The proximity of the lesion to cell bodies determines the free radical risk induced in rat rubrospinal neurons subjected to axonal injury.

To find out whether close axonal injury resulted in greater free radical risk to cord-projection central neurons than distant ones, we studied the expressions of nitric oxide synthase, calcineurin, and superoxide dismutase in rat rubrospinal neurons following brainstem, C2 and T10 axotomies using immunohistochemical methods. We found that nitric oxide synthase expression was upregulated more following brainstem than C2 lesion while T10 lesion triggered no detectable changes. This response peaked at 1 week and returned to control level by 8-week-post-injury. At the same time, calcineurin, which activated nitric oxide synthase, was increased 1 week following brainstem and C2 axotomies.
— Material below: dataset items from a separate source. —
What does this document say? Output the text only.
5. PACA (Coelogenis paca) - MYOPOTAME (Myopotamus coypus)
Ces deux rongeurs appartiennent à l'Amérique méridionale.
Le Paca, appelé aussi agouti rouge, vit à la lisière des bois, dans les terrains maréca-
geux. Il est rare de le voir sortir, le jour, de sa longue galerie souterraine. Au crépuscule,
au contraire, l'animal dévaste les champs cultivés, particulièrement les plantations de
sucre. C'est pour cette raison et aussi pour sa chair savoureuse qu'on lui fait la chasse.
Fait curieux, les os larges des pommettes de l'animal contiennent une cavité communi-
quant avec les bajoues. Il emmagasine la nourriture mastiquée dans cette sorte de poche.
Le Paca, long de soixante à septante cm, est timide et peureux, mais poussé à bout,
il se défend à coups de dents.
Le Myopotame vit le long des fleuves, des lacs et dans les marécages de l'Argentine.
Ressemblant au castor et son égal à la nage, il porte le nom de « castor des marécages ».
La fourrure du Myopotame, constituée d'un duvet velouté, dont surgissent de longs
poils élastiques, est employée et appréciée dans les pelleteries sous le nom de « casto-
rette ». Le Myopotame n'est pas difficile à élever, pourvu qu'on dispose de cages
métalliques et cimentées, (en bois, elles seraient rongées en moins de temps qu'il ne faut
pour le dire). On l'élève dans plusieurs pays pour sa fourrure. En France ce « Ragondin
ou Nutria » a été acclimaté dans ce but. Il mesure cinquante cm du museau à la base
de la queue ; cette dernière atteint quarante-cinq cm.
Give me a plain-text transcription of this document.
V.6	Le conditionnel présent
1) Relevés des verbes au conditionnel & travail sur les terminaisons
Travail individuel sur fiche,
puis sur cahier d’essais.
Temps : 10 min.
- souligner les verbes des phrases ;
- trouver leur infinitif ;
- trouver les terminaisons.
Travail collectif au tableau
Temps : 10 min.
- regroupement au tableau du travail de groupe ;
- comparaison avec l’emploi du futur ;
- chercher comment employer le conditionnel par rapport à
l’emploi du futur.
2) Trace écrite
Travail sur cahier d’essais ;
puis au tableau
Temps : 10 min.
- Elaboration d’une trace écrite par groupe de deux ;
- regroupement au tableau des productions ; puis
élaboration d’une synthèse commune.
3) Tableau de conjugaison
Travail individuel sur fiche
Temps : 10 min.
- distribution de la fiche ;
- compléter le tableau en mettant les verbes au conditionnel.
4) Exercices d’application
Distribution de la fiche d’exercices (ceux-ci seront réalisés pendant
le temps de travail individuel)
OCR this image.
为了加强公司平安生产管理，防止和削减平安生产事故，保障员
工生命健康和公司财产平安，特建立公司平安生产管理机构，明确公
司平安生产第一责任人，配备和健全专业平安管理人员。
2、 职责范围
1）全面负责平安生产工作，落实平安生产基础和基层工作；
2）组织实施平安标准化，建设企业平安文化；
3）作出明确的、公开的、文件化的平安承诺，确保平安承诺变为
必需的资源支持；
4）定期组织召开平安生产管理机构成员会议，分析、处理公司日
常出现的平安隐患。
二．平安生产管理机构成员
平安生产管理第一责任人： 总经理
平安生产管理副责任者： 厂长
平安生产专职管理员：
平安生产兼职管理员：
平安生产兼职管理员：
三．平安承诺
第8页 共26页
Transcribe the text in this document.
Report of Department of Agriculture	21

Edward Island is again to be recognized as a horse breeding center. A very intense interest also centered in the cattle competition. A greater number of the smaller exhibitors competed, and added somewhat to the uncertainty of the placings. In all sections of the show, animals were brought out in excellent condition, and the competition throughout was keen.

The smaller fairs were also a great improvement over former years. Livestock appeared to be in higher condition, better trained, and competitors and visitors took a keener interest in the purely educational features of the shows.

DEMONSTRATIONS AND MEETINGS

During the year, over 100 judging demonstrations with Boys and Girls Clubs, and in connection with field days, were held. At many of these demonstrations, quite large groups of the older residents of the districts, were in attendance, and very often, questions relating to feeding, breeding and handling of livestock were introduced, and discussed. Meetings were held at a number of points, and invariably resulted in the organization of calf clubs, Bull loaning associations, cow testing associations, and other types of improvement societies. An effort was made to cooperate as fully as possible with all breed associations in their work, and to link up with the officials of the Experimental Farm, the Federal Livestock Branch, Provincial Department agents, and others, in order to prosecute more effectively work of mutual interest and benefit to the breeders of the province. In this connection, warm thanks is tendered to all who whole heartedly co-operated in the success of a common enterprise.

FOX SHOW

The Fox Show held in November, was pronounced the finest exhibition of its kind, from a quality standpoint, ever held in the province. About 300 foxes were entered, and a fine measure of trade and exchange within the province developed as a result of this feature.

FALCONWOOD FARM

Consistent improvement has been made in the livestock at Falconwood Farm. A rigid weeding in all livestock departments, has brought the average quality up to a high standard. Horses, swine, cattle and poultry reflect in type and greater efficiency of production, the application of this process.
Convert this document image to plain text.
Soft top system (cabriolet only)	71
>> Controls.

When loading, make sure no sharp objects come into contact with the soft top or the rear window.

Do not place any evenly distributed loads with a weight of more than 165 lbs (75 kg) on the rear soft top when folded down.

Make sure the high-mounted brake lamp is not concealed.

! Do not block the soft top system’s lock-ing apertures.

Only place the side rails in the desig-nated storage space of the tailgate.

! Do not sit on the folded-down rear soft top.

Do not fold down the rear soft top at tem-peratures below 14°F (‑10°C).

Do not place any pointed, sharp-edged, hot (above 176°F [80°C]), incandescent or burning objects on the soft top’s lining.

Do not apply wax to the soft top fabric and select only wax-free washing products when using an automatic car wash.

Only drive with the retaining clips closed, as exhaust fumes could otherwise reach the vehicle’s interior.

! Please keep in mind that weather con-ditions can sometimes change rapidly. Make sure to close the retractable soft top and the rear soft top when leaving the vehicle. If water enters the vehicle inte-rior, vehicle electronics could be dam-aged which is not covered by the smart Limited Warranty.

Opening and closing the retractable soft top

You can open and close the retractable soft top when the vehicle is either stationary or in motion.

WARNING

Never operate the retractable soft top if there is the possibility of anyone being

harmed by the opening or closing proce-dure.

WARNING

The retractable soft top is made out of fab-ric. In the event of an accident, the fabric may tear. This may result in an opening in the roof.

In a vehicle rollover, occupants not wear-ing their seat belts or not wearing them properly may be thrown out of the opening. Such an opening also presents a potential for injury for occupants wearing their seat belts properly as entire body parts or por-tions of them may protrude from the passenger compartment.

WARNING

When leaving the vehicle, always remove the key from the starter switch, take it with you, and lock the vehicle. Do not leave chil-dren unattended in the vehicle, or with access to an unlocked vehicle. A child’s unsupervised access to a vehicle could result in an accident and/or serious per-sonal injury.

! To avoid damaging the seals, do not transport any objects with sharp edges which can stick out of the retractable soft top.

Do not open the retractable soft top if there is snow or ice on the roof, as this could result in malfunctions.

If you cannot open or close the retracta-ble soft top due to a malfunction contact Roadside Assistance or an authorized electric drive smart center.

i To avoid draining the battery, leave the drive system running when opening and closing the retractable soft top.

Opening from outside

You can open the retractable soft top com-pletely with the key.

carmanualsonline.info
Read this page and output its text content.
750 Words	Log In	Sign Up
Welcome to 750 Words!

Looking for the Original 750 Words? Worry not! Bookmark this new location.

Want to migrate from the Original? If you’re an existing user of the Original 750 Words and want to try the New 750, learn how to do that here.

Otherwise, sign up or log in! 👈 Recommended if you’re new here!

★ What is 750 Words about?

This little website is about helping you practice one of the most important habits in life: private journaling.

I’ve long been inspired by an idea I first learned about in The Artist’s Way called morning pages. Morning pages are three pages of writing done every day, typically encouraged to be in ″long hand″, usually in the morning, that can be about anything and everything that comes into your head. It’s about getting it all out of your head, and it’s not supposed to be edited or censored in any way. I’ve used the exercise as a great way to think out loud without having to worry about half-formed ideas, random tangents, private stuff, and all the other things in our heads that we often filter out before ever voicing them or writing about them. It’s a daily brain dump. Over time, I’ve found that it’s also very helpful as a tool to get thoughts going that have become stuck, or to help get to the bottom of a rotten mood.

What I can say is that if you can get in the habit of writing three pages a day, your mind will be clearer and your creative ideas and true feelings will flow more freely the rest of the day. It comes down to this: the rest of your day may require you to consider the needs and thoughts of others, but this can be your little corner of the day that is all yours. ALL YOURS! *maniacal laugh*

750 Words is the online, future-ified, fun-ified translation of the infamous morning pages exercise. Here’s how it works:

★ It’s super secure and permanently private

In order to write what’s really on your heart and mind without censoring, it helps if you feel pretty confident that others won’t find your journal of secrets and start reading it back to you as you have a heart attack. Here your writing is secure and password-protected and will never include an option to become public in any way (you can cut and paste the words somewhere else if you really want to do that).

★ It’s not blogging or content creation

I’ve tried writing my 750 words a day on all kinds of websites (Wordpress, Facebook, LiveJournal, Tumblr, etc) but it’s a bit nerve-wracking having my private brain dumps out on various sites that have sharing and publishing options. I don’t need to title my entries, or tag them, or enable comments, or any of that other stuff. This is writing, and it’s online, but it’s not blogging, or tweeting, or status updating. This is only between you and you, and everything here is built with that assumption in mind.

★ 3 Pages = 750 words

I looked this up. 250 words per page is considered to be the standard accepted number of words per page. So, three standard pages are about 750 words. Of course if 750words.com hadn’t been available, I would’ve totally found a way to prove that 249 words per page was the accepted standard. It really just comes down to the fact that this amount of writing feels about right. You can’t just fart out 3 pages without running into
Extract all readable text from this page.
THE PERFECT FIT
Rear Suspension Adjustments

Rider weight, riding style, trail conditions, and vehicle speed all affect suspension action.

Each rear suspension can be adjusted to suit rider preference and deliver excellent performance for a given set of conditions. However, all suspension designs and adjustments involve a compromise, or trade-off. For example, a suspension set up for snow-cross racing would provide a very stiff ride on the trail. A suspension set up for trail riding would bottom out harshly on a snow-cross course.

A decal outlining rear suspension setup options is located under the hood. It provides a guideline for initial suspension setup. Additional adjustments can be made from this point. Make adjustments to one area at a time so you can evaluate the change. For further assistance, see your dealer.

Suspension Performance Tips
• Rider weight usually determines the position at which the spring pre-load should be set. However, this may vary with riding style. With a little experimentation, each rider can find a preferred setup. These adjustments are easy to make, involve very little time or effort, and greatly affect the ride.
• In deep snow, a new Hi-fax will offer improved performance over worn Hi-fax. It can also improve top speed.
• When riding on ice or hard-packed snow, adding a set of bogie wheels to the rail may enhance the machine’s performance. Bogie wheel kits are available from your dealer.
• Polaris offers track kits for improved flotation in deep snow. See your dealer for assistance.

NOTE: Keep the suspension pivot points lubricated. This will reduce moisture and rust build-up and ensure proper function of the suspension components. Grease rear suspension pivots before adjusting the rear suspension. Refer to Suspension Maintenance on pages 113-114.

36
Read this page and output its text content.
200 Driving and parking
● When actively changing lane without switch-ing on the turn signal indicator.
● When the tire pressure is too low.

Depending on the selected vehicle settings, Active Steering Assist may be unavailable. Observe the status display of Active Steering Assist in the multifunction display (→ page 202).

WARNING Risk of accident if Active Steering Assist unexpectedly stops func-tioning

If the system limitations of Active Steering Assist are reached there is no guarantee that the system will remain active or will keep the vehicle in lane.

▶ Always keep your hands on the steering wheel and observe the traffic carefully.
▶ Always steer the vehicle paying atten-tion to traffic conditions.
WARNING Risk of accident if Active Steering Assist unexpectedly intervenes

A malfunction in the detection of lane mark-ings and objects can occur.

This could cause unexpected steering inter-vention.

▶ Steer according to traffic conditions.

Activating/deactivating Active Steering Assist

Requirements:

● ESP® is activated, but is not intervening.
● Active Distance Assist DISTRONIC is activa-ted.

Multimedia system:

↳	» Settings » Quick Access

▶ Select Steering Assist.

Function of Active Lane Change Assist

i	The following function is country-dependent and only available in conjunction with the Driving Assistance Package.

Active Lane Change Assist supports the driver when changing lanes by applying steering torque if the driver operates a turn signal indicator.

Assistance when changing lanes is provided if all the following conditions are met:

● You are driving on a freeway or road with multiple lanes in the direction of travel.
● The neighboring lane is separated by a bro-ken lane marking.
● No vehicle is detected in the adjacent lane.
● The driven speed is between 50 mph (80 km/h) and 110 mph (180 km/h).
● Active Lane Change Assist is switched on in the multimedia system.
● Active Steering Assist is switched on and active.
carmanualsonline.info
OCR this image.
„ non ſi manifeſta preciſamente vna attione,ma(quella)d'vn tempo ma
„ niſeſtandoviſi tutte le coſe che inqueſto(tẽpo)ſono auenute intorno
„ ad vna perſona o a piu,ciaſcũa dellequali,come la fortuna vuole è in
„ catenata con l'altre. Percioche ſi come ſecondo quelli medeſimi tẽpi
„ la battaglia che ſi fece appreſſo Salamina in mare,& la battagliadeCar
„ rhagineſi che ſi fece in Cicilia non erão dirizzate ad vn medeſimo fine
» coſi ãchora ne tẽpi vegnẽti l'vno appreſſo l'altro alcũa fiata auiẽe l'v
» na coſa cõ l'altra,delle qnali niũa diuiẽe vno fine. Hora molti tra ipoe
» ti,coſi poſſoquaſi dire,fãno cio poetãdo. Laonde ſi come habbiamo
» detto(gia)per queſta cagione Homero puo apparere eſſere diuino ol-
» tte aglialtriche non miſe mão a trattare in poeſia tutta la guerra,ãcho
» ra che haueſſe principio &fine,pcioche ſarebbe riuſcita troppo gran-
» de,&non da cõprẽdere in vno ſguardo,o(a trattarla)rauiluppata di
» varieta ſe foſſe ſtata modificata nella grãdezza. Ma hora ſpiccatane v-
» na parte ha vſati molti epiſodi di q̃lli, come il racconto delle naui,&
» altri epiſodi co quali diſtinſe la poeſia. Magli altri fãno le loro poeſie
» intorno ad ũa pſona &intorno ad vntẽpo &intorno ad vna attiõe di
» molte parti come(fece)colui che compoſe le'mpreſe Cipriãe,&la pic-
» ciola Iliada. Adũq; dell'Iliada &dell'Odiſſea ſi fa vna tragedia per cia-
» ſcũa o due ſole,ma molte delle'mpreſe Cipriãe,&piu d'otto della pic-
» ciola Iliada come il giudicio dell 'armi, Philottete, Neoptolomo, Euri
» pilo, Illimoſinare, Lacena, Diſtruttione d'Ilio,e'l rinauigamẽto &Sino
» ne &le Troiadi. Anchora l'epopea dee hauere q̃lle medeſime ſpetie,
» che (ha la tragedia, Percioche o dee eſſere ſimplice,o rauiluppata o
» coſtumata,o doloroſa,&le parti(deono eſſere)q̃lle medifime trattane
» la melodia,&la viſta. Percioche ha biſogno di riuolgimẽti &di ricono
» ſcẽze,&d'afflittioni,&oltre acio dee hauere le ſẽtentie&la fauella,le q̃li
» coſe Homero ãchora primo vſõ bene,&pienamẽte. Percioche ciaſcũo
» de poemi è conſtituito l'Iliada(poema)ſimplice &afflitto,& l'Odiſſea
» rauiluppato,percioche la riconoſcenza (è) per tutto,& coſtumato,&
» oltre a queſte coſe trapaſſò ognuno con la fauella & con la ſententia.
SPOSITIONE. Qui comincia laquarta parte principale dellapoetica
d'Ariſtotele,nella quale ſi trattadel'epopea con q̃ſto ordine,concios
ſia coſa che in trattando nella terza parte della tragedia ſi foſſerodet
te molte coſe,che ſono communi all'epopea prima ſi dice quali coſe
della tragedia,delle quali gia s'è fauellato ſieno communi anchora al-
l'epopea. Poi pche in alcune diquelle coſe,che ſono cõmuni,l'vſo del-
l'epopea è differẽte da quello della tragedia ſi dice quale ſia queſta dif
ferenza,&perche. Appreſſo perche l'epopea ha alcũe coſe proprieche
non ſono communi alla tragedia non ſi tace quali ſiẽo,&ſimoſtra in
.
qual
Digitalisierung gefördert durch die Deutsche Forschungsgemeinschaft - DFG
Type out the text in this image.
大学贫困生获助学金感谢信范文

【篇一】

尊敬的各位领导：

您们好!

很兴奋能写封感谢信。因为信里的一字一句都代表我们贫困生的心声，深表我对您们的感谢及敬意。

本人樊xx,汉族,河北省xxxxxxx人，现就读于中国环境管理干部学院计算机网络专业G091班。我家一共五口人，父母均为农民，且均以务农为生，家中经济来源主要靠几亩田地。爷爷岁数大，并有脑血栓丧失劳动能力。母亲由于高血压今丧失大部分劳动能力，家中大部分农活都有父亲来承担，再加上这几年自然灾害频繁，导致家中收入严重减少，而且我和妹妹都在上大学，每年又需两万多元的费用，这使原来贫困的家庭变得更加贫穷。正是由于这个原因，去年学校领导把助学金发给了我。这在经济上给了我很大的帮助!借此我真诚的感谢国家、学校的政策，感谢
These suggest that close, but not distant, axotomy enhanced NO production, which appeared to be cytotoxic since blocking NO synthesis with N-nitro- l-arginine methyl ester reduced brainstem axotomy-induced rubrospinal cell loss. On the other hand, the mitochondrial Mn-superoxide dismutase, which competes with NO to prevent the formation of the cytotoxic free radical peroxynitrite, was notably reduced after brainstem but almost unaltered following C2 axotomy. Meanwhile, the cytosolic Cu/Zn-superoxide dismutase was not altered following C2 but increased after brainstem axotomy. Ultrastructurally, in rubrospinal neurons more mitochondria became swollen following brainstem than C2 axotomy. Based on these, we proposed that besides the NO-overproduction-induced toxicity, superoxide-loading-induced mitochondrial damage also added to hampering the survival of the closely axotomized neurons.